Despite the progress, a number of challenges remain
Last month’s acclaim came buttressed with caution for lingering challenges to immunisation coverage that are needed to protect communities from the rare non-wild polio strains that can emerge when a population is not thoroughly immunised.
Reaching every last child with lifesaving vaccines as well as strengthening surveillance and routine immunisation across the region will be essential to sustain the progress against wild polio and other strains.
Since the last wild polio case was detected on 21 August 2016 in Nigeria, for example, the Government has organised more than a dozen supplementary immunisation campaigns with oral polio vaccine, worked on strengthening routine immunisation, improved its polio surveillance networks and deployed innovative strategies (market vaccination, cross-border points and outreach to nomad populations) to reach more children with polio vaccines.

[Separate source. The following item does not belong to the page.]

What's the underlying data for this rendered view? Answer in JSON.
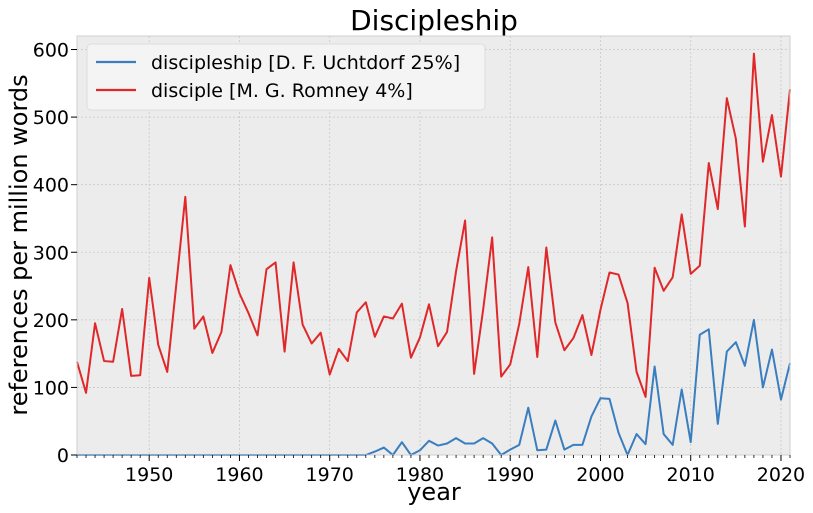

Also, with the declaration of the last wild poliovirus in Nigeria as a subregional public health emergency of the Lake Chad Basin, polio workers from Cameroon, Chad, Niger and Nigeria painstakingly mapped the many islands of Lake Chad and travelled hours by canoe to reach hundreds of settlements for the first time. And they rolled out a new app-based electronic surveillance system called e-Surve to track the virus to its very last hiding places.
Despite the progress, a number of remaining challenges – including inaccessibility due to conflict and insecurity in some areas, variations in campaign quality, massive mobile populations and, in some instances, parental refusal – have prevented health workers from reaching all children everywhere with polio vaccines.
Suboptimal routine immunisation coverage remains a critical challenge in some countries. As a result, outbreaks of circulating vaccine-derived poliovirus – a rare occurrence in communities with low levels of population immunity – are still possible in several countries across Africa.
“This August’s milestone on wild polio is a positive sign of progress across the continent, but our work is not yet done,” said Dr Moeti. “We must remain vigilant in our immunisation and surveillance efforts: Every country must continue ensuring that it is closely looking for the virus and reaching every child with vaccines.”